The health watchdog has come up with various recommendations which it argues would curb excessive drinking, from banning alcohol advertising, to more probing from doctors on patients' consumption levels, to a minimum price on a unit of alcohol. It is the last proposal which has provoked the most resistance. The alcohol lobby does not mind a bit of ineffectual official nannying, but anything that might actually reduce sales is anathema. And the lobby can count on the support of many drinkers who do not like the prospect of their cheap tipples being taken away.

Few welcome higher prices. And it would be awkward for the Government to interfere in the private sector with a view to changing the behaviour of the public. But the philosophical case for state action to curb the consumption of alcohol is sound. Excessive drinking creates a significant number of what economists call "externalities", costs imposed on the rest of society by private actions. Nice estimates that alcohol abuse is, every year, responsible for £2bn of public health spending. Binge drinking has also been linked to 1.2 million violent incidents annually. Excessive alcohol consumption puts serious pressure on the health service and the police – and it is society at large, not excessive drinkers, who pick up the bill.

The question is whether minimum pricing is an effective or practical way to deal with Britain's drinking problem. The answer is mixed. Historically, rates of alcohol consumption have been closely related to price. Drinking has gone up in recent decades as alcohol has become more affordable. It is reasonable to assume that if drinks were to be made more expensive, people would consume less. The high volume of sales of ultra-cheap alcohol by supermarkets adds weight to the idea that the present level of consumption is being driven, to some extent, by price.

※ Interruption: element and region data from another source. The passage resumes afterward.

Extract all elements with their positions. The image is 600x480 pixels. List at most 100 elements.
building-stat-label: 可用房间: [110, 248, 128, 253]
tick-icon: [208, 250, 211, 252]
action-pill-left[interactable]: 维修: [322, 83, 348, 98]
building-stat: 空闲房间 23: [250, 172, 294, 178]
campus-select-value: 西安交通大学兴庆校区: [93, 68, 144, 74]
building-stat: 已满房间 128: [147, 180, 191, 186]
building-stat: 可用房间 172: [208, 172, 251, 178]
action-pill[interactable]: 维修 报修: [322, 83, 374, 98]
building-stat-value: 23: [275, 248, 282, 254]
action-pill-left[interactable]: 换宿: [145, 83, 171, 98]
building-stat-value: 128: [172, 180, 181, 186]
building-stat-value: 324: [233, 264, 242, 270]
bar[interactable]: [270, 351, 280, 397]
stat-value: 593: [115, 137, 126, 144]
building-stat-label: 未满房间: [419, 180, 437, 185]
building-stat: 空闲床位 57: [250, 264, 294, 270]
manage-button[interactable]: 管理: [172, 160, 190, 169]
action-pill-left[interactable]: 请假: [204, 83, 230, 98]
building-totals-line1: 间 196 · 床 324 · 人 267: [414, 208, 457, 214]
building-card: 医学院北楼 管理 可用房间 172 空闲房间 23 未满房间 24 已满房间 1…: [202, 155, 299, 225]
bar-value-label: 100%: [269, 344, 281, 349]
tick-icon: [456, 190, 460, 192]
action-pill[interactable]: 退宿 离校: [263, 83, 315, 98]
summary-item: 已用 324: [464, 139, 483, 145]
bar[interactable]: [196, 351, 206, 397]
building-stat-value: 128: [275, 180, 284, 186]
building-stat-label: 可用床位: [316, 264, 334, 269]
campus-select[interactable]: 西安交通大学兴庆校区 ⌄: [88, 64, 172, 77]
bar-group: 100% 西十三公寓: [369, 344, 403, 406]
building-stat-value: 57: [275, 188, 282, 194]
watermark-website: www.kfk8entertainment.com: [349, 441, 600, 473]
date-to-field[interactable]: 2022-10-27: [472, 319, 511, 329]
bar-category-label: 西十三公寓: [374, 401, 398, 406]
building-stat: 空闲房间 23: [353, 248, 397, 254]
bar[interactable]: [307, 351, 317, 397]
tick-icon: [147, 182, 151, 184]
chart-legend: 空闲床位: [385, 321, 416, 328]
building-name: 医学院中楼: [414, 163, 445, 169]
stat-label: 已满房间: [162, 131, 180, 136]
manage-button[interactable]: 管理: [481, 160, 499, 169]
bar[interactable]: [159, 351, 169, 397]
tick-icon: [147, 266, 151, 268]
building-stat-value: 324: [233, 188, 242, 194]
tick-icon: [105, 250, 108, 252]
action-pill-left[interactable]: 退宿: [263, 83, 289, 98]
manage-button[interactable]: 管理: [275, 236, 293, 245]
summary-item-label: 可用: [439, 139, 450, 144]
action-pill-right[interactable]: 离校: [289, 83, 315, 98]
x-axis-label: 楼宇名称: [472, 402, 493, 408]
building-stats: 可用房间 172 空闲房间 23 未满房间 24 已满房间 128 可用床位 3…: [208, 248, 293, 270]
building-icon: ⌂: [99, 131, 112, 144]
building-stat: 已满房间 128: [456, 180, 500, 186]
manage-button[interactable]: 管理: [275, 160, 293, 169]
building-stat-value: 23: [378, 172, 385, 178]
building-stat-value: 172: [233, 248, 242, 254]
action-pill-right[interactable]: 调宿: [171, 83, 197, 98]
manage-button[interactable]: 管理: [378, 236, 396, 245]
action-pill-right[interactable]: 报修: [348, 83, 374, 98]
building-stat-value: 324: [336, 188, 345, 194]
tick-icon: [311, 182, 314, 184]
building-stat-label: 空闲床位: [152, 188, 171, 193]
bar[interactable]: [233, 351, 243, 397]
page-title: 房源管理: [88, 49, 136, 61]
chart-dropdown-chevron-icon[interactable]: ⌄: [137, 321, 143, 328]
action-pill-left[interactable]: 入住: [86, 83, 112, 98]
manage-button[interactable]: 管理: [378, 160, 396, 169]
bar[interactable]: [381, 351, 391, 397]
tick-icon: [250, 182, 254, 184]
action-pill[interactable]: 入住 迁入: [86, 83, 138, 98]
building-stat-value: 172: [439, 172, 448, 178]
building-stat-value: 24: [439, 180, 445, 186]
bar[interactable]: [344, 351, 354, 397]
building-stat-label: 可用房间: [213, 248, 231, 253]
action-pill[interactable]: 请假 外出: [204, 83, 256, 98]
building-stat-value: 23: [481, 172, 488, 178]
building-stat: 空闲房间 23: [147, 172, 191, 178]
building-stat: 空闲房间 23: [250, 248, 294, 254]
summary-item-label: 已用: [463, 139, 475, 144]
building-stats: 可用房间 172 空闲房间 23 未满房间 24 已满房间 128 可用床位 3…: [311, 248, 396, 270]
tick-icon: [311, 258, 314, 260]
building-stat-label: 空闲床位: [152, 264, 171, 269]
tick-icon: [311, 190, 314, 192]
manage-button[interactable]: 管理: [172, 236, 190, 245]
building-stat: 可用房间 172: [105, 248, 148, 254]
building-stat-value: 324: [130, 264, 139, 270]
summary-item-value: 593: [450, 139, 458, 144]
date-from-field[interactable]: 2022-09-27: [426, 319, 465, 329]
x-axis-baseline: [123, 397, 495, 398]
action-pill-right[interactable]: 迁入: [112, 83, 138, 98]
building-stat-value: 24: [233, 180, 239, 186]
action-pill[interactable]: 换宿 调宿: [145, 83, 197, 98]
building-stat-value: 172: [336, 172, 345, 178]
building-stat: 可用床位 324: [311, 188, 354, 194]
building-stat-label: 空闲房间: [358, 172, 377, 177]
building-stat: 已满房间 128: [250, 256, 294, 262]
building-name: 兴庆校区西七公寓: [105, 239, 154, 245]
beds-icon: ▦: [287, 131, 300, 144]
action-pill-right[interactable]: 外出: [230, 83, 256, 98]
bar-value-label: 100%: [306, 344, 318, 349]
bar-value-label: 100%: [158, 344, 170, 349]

Yet there is a danger in regarding a minimum price of alcohol as a quick fix. High alcohol consumption in Britain is as much a cultural phenomenon as a result of cheap booze. The effect on binge drinking of a minimum price per unit might be substantially less than Nice and the rest of the medical establishment hope. And we need to remember that a great deal of excessive drinking still takes place in pubs and clubs, where alcohol has always been relatively expensive. A minimum price alone will probably not do the job.

The coalition Government accepts the need for action on alcohol abuse. It proposes to give police and councils greater powers to deal with pubs and clubs that attract trouble. It wants shops that persistently sell alcohol to children to be shut down. It even proposes a ban on the sale of alcohol below cost price by retailers. But it stops short of a minimum price for alcohol. The new Health Secretary, Andrew Lansley, suggested yesterday that this would penalise "poorer, moderate drinkers".

But Mr Lansley is behind the curve. Last month even Sir Terry Leahy, the head of Tesco, one of the largest sellers of cheap booze in the country, conceded that the case for a minimum price on alcohol is now overwhelming. It is unfortunate for the Government to be left repeating the tired arguments of the less enlightened corners of the drinks industry.

The Government is right to be sceptical of the notion that minimum prices represent some sort of panacea for Britain's drink problem. But they are, nonetheless, a potentially powerful medicine, and should not be ruled out.